Si a este dato se le suma que en todos los países del viejo continente la tasa de natalidad es negativa desde hace muchos años, lo que provoca un progresivo envejecimiento de la sociedad y una reducción de la población económicamente activa, surge un problema estructural insostenible. No solo las erogaciones que tienen que afrontar los gobiernos son cada vez más altas, producto de sociedades crecientemente exigentes, sino que el número de trabajadores a los cuales cobrarle elevados impuestos para solventar dichos gastos es sensiblemente menor.
En la conjunción de estas dos realidades es donde radica, no la única, pero sí la principal causa de las crisis económicas que afectan especialmente a Grecia y España y, en menor medida, a Portugal e Italia.

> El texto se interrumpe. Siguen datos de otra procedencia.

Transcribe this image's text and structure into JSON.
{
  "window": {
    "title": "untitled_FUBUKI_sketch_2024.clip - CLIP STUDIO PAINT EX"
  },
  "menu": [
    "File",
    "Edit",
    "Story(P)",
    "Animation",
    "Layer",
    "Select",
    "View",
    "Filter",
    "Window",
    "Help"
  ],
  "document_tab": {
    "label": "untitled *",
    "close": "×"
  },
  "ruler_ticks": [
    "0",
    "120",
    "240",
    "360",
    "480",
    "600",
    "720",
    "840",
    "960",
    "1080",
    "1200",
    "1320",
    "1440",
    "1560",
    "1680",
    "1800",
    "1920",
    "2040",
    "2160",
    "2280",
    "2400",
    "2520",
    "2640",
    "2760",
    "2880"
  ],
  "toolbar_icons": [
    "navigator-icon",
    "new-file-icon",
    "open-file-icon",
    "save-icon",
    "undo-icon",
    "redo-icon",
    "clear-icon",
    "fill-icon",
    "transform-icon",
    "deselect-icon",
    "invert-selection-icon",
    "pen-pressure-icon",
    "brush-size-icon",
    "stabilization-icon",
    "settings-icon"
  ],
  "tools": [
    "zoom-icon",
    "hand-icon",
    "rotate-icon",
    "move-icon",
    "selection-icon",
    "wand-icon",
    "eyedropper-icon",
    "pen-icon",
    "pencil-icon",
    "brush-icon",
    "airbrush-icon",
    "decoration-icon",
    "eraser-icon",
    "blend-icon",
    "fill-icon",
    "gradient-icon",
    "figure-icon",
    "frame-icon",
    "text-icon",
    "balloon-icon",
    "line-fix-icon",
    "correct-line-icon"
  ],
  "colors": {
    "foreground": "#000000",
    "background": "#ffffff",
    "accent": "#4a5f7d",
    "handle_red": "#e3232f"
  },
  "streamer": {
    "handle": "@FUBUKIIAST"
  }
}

Gastos públicos inmensamente elevados (en España llega al 11,2% del PBI), dificultades para afrontar responsabilidades económicas, desempleo en aumento y esfuerzos insostenibles por mantener la convertibilidad del euro, son algunas de las consecuencias que deben sobrellevar cada vez más países de la Unión Europea.
Como en toda cuenta de saldo negativo, el objetivo fundamental radica en afilar el lápiz para reducir el gasto público y así equilibrar, aunque sea parcialmente, las deterioradas balanzas estatales. Con la atenta mirada del Fondo Monetario Internacional y los “salvatajes” económicos aportados por este organismo y la UE, parece que hacia allí están siendo dirigidas todas las medidas de los gobiernos de Papoulias, en Grecia y de Rodríguez Zapatero en España, para hacer frente a una situación que no solo afecta las arcas estatales, sino que también condiciona y pone en riesgo la estabilidad social europea.
Si bien posee algunas pequeñas diferencias entre ambos países, el “cóctel” de medidas reduccionistas, consta básicamente de premisas como el congelamiento, y hasta el recorte, de los sueldos públicos, la suspensión en España de la ayuda por recién nacidos, y el incremento de los impuestos para bajar el déficit en un par de puntos porcentuales y traer calma al convulsionado mercado financiero mundial que amenaza con seguir cobrándose víctimas. Hungría, Irlanda, Italia y Portugal entre otras naciones, ya ven la crisis como una realidad tan palpable como preocupante y entienden la necesidad de una profunda reforma interna para no caer en la desgracia de sus vecinos.
La suerte está echada. Los cambios en marcha. Cada vez parecen ser más los países que se dan cuenta de la inviabilidad del modelo económico vigente. Entienden la urgencia de modificar el rol estatal de manera estructural y de erradicar el corroído Estado de Bienestar, para optar, en su lugar, por medidas menos populares y simpáticas pero más reales y acordes con las exigencias globales. Es así que, aunque un poco tarde, en el viejo continente parecen haber visto la inminente necesidad de lograr un verdadero cambio de paradigma.